Black loves to experiment with typeface: "Mixing fabulous fonts is key." She combines script- and block-style lettering to achieve the most elegant design.
Choose Special Details
Jewels, dried flowers or fabric make a statement on even basic invites. Swarovski crystals and rhinestones, which can be arranged as a monogram or simply used to dot an i, are a stylish way of establishing a color theme and adding a bit of sparkle. "To me, crystals are more formal and elegant; colorful stones are fun and playful," says Black.
Embellishing invitations with dried flowers is a natural way to work in color. Choose a bright-orange or hot-pink (instead of pastel) bloom for a modern twist. Black recommends adorning a chocolate-brown engraved invite with a vibrant yellow sunflower.

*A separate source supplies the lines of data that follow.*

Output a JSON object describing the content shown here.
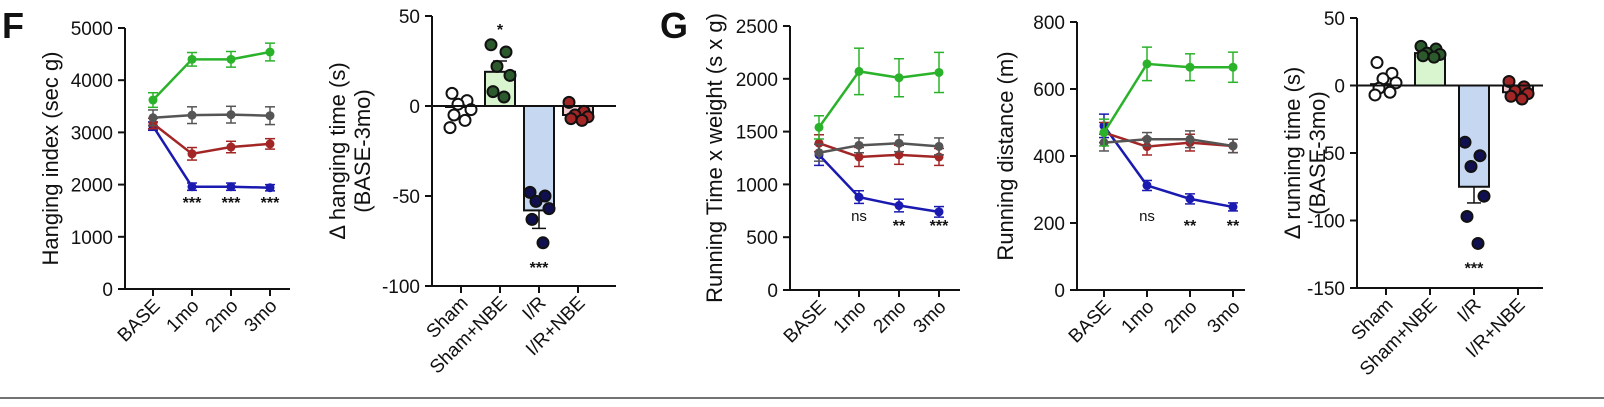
{
  "panel_labels": [
    "F",
    "G"
  ],
  "colors": {
    "Sham": "#555555",
    "Sham+NBE": "#2bb22b",
    "I/R": "#1a1ab0",
    "I/R+NBE": "#a32626",
    "bar_Sham": "#ffffff",
    "bar_Sham+NBE": "#d8f5cf",
    "bar_I/R": "#c6d7f2",
    "bar_I/R+NBE": "#f2c9cf",
    "dot_Sham": "#ffffff",
    "dot_Sham+NBE": "#2d5a2d",
    "dot_I/R": "#101050",
    "dot_I/R+NBE": "#a32626"
  },
  "chart_data": [
    {
      "type": "line",
      "ylabel": "Hanging index (sec g)",
      "x": [
        "BASE",
        "1mo",
        "2mo",
        "3mo"
      ],
      "ylim": [
        0,
        5000
      ],
      "yticks": [
        "0",
        "1000",
        "2000",
        "3000",
        "4000",
        "5000"
      ],
      "series": [
        {
          "group": "Sham",
          "values": [
            3280,
            3330,
            3340,
            3320
          ],
          "err": [
            150,
            160,
            160,
            170
          ]
        },
        {
          "group": "Sham+NBE",
          "values": [
            3620,
            4400,
            4400,
            4540
          ],
          "err": [
            140,
            130,
            150,
            170
          ]
        },
        {
          "group": "I/R",
          "values": [
            3120,
            1960,
            1960,
            1940
          ],
          "err": [
            80,
            70,
            70,
            60
          ]
        },
        {
          "group": "I/R+NBE",
          "values": [
            3170,
            2590,
            2720,
            2780
          ],
          "err": [
            100,
            120,
            110,
            100
          ]
        }
      ],
      "annotations": [
        {
          "x": "1mo",
          "text": "***"
        },
        {
          "x": "2mo",
          "text": "***"
        },
        {
          "x": "3mo",
          "text": "***"
        }
      ]
    },
    {
      "type": "bar",
      "ylabel": "Δ hanging time (s)",
      "ylabel2": "(BASE-3mo)",
      "categories": [
        "Sham",
        "Sham+NBE",
        "I/R",
        "I/R+NBE"
      ],
      "ylim": [
        -100,
        50
      ],
      "yticks": [
        "-100",
        "-50",
        "0",
        "50"
      ],
      "values": [
        0,
        19,
        -58,
        -5
      ],
      "err": [
        0,
        6,
        10,
        2
      ],
      "points": [
        [
          7,
          3,
          1,
          -2,
          -5,
          -8,
          -12
        ],
        [
          34,
          30,
          22,
          17,
          8,
          5
        ],
        [
          -48,
          -50,
          -53,
          -57,
          -63,
          -76
        ],
        [
          2,
          -3,
          -5,
          -6,
          -7,
          -8
        ]
      ],
      "annotations": [
        {
          "category": "Sham+NBE",
          "text": "*"
        },
        {
          "category": "I/R",
          "text": "***"
        }
      ]
    },
    {
      "type": "line",
      "ylabel": "Running Time x weight (s x g)",
      "x": [
        "BASE",
        "1mo",
        "2mo",
        "3mo"
      ],
      "ylim": [
        0,
        2500
      ],
      "yticks": [
        "0",
        "500",
        "1000",
        "1500",
        "2000",
        "2500"
      ],
      "series": [
        {
          "group": "Sham",
          "values": [
            1300,
            1370,
            1390,
            1360
          ],
          "err": [
            80,
            70,
            80,
            80
          ]
        },
        {
          "group": "Sham+NBE",
          "values": [
            1540,
            2070,
            2010,
            2060
          ],
          "err": [
            110,
            220,
            180,
            190
          ]
        },
        {
          "group": "I/R",
          "values": [
            1280,
            880,
            800,
            740
          ],
          "err": [
            100,
            60,
            60,
            50
          ]
        },
        {
          "group": "I/R+NBE",
          "values": [
            1390,
            1260,
            1280,
            1260
          ],
          "err": [
            80,
            90,
            90,
            80
          ]
        }
      ],
      "annotations": [
        {
          "x": "1mo",
          "text": "ns"
        },
        {
          "x": "2mo",
          "text": "**"
        },
        {
          "x": "3mo",
          "text": "***"
        }
      ]
    },
    {
      "type": "line",
      "ylabel": "Running distance  (m)",
      "x": [
        "BASE",
        "1mo",
        "2mo",
        "3mo"
      ],
      "ylim": [
        0,
        800
      ],
      "yticks": [
        "0",
        "200",
        "400",
        "600",
        "800"
      ],
      "series": [
        {
          "group": "Sham",
          "values": [
            440,
            450,
            450,
            430
          ],
          "err": [
            25,
            20,
            25,
            20
          ]
        },
        {
          "group": "Sham+NBE",
          "values": [
            470,
            675,
            665,
            665
          ],
          "err": [
            40,
            50,
            40,
            45
          ]
        },
        {
          "group": "I/R",
          "values": [
            490,
            312,
            272,
            248
          ],
          "err": [
            35,
            15,
            15,
            12
          ]
        },
        {
          "group": "I/R+NBE",
          "values": [
            470,
            428,
            440,
            430
          ],
          "err": [
            30,
            25,
            25,
            20
          ]
        }
      ],
      "annotations": [
        {
          "x": "1mo",
          "text": "ns"
        },
        {
          "x": "2mo",
          "text": "**"
        },
        {
          "x": "3mo",
          "text": "**"
        }
      ]
    },
    {
      "type": "bar",
      "ylabel": "Δ running time (s)",
      "ylabel2": "(BASE-3mo)",
      "categories": [
        "Sham",
        "Sham+NBE",
        "I/R",
        "I/R+NBE"
      ],
      "ylim": [
        -150,
        50
      ],
      "yticks": [
        "-150",
        "-100",
        "-50",
        "0",
        "50"
      ],
      "values": [
        1,
        24,
        -75,
        -5
      ],
      "err": [
        0,
        3,
        12,
        2
      ],
      "points": [
        [
          17,
          9,
          5,
          2,
          -2,
          -5,
          -7
        ],
        [
          29,
          27,
          24,
          23,
          22,
          21
        ],
        [
          -42,
          -52,
          -60,
          -82,
          -97,
          -117
        ],
        [
          3,
          -1,
          -4,
          -6,
          -8,
          -10
        ]
      ],
      "annotations": [
        {
          "category": "I/R",
          "text": "***"
        }
      ]
    }
  ]
}
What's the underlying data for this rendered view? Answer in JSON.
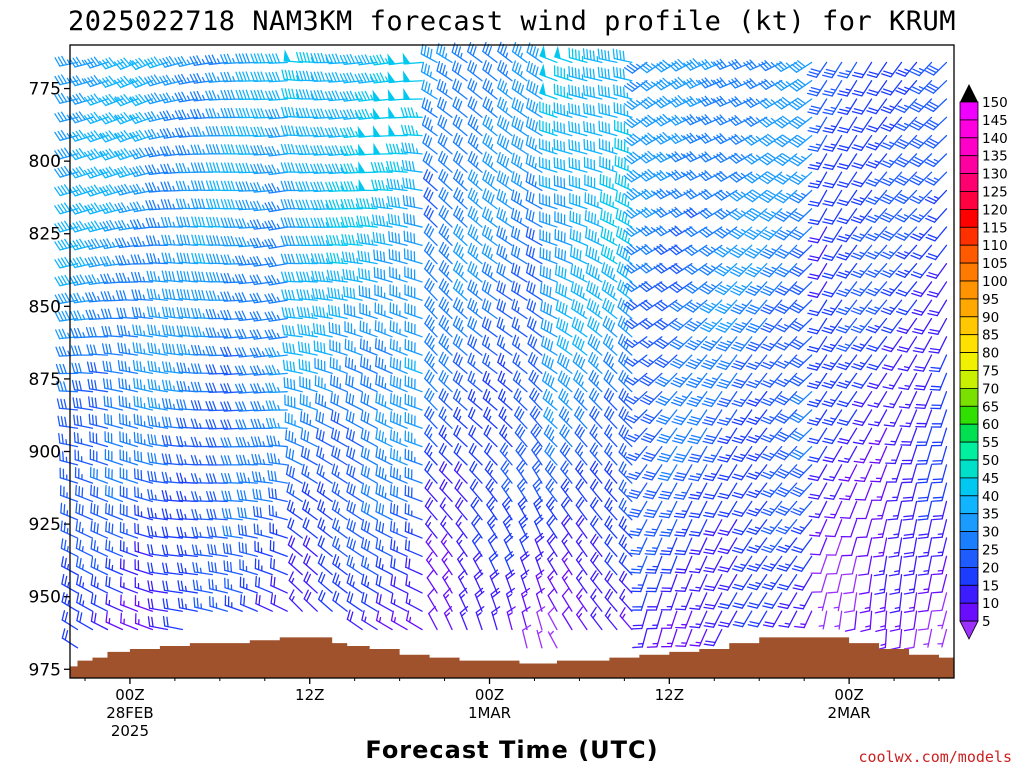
{
  "title": "2025022718 NAM3KM forecast wind profile (kt) for KRUM",
  "credit": "coolwx.com/models",
  "chart_data": {
    "type": "wind-barb-profile",
    "title": "2025022718 NAM3KM forecast wind profile (kt) for KRUM",
    "xlabel": "Forecast Time (UTC)",
    "ylabel": "",
    "units": "kt",
    "init_time": "2025022718",
    "model": "NAM3KM",
    "station": "KRUM",
    "x_hours_range": [
      -4,
      55
    ],
    "y_pressure_range": [
      978,
      760
    ],
    "x_ticks": [
      {
        "hour": 0,
        "label": "00Z",
        "sub": [
          "28FEB",
          "2025"
        ]
      },
      {
        "hour": 12,
        "label": "12Z",
        "sub": []
      },
      {
        "hour": 24,
        "label": "00Z",
        "sub": [
          "1MAR"
        ]
      },
      {
        "hour": 36,
        "label": "12Z",
        "sub": []
      },
      {
        "hour": 48,
        "label": "00Z",
        "sub": [
          "2MAR"
        ]
      }
    ],
    "y_ticks": [
      775,
      800,
      825,
      850,
      875,
      900,
      925,
      950,
      975
    ],
    "colorbar": {
      "labels": [
        5,
        10,
        15,
        20,
        25,
        30,
        35,
        40,
        45,
        50,
        55,
        60,
        65,
        70,
        75,
        80,
        85,
        90,
        95,
        100,
        105,
        110,
        115,
        120,
        125,
        130,
        135,
        140,
        145,
        150
      ],
      "colors": [
        "#9b30ff",
        "#6a0dff",
        "#3d1cff",
        "#1c3cff",
        "#1e5cff",
        "#1a7fff",
        "#1a9cff",
        "#10b4ff",
        "#00c8f0",
        "#00e0c8",
        "#00f0a0",
        "#00e050",
        "#30e000",
        "#7ae000",
        "#c8f000",
        "#f0f000",
        "#ffe000",
        "#ffc800",
        "#ffa800",
        "#ff9400",
        "#ff7a00",
        "#ff5a00",
        "#ff3000",
        "#ff0000",
        "#ff0040",
        "#ff0070",
        "#ff00a0",
        "#ff00c8",
        "#ff00e0",
        "#f000ff"
      ]
    },
    "terrain_surface_pressure": [
      {
        "hour": -4,
        "p": 974
      },
      {
        "hour": -3,
        "p": 972
      },
      {
        "hour": -2,
        "p": 971
      },
      {
        "hour": -1,
        "p": 969
      },
      {
        "hour": 1,
        "p": 968
      },
      {
        "hour": 3,
        "p": 967
      },
      {
        "hour": 5,
        "p": 966
      },
      {
        "hour": 7,
        "p": 966
      },
      {
        "hour": 9,
        "p": 965
      },
      {
        "hour": 11,
        "p": 964
      },
      {
        "hour": 12,
        "p": 964
      },
      {
        "hour": 13,
        "p": 964
      },
      {
        "hour": 14,
        "p": 966
      },
      {
        "hour": 15,
        "p": 967
      },
      {
        "hour": 17,
        "p": 968
      },
      {
        "hour": 19,
        "p": 970
      },
      {
        "hour": 21,
        "p": 971
      },
      {
        "hour": 23,
        "p": 972
      },
      {
        "hour": 25,
        "p": 972
      },
      {
        "hour": 27,
        "p": 973
      },
      {
        "hour": 28,
        "p": 973
      },
      {
        "hour": 29,
        "p": 972
      },
      {
        "hour": 31,
        "p": 972
      },
      {
        "hour": 33,
        "p": 971
      },
      {
        "hour": 35,
        "p": 970
      },
      {
        "hour": 37,
        "p": 969
      },
      {
        "hour": 39,
        "p": 968
      },
      {
        "hour": 41,
        "p": 966
      },
      {
        "hour": 43,
        "p": 964
      },
      {
        "hour": 45,
        "p": 964
      },
      {
        "hour": 47,
        "p": 964
      },
      {
        "hour": 49,
        "p": 966
      },
      {
        "hour": 51,
        "p": 968
      },
      {
        "hour": 53,
        "p": 970
      },
      {
        "hour": 55,
        "p": 971
      }
    ],
    "wind_regimes": [
      {
        "hours": [
          -4,
          1
        ],
        "upper_dir_deg": 255,
        "upper_kt": 40,
        "low_dir_deg": 300,
        "low_kt": 15
      },
      {
        "hours": [
          2,
          10
        ],
        "upper_dir_deg": 260,
        "upper_kt": 38,
        "low_dir_deg": 290,
        "low_kt": 20
      },
      {
        "hours": [
          11,
          19
        ],
        "upper_dir_deg": 270,
        "upper_kt": 45,
        "low_dir_deg": 310,
        "low_kt": 15
      },
      {
        "hours": [
          20,
          27
        ],
        "upper_dir_deg": 300,
        "upper_kt": 35,
        "low_dir_deg": 340,
        "low_kt": 10
      },
      {
        "hours": [
          28,
          33
        ],
        "upper_dir_deg": 290,
        "upper_kt": 45,
        "low_dir_deg": 330,
        "low_kt": 8
      },
      {
        "hours": [
          34,
          45
        ],
        "upper_dir_deg": 240,
        "upper_kt": 35,
        "low_dir_deg": 200,
        "low_kt": 15
      },
      {
        "hours": [
          46,
          55
        ],
        "upper_dir_deg": 220,
        "upper_kt": 25,
        "low_dir_deg": 190,
        "low_kt": 8
      }
    ]
  }
}
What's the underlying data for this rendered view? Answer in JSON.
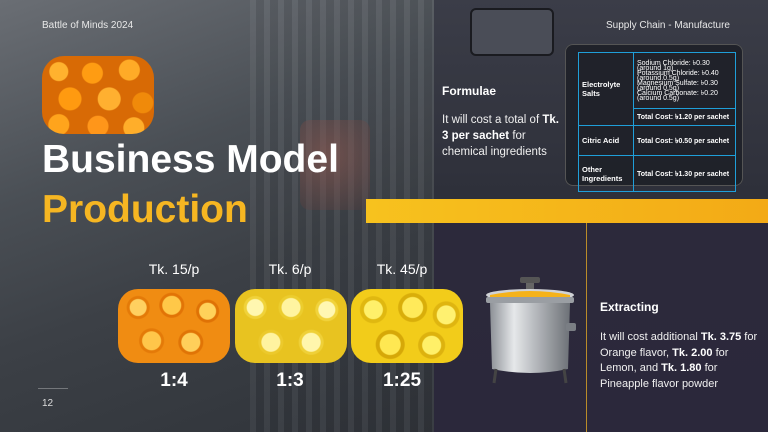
{
  "header": {
    "left": "Battle of Minds 2024",
    "right": "Supply Chain - Manufacture"
  },
  "page_number": "12",
  "title": {
    "line1": "Business Model",
    "line2": "Production"
  },
  "fruits": [
    {
      "name": "orange",
      "price": "Tk. 15/p",
      "ratio": "1:4"
    },
    {
      "name": "lemon",
      "price": "Tk. 6/p",
      "ratio": "1:3"
    },
    {
      "name": "pineapple",
      "price": "Tk. 45/p",
      "ratio": "1:25"
    }
  ],
  "formulae": {
    "title": "Formulae",
    "text_pre": "It will cost a total of ",
    "text_bold": "Tk. 3 per sachet",
    "text_post": " for chemical ingredients"
  },
  "table": {
    "electrolyte": {
      "name": "Electrolyte Salts",
      "details": [
        "Sodium Chloride: ৳0.30 (around 1g)",
        "Potassium Chloride: ৳0.40 (around 0.5g)",
        "Magnesium Sulfate: ৳0.30 (around 0.5g)",
        "Calcium Carbonate: ৳0.20 (around 0.5g)"
      ],
      "total": "Total Cost: ৳1.20 per sachet"
    },
    "citric": {
      "name": "Citric Acid",
      "total": "Total Cost: ৳0.50 per sachet"
    },
    "other": {
      "name": "Other Ingredients",
      "total": "Total Cost: ৳1.30 per sachet"
    }
  },
  "extracting": {
    "title": "Extracting",
    "t1": "It will cost additional ",
    "b1": "Tk. 3.75",
    "t2": " for Orange flavor, ",
    "b2": "Tk. 2.00",
    "t3": " for Lemon, and ",
    "b3": "Tk. 1.80",
    "t4": " for Pineapple flavor powder"
  },
  "colors": {
    "accent": "#f6b622",
    "table_border": "#1f9fd9"
  }
}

Touches of lace, organza or silk are perfect for invitations to a summer fete. All can be wrapped around your invites and tied in bows or made into pockets for enclosure cards on a tri-fold invitation. Lace or organza can achieve a romantic, delicate look; silk adds rich texture and a punch of color.
Upgrade Your Packaging
To dress up a standard invitation, Black uses envelopes and boxes lined with lace or colored silk. Envelopes made entirely of lotus silk (which is thin and flat) and boxes covered in linen or silk doupioni (a perfect fabric for embroidering a logo or meaningful quote) are ultrachic packaging options. Fasten your envelopes with a wax seal in yellow, teal or pink to make your invites even more memorable.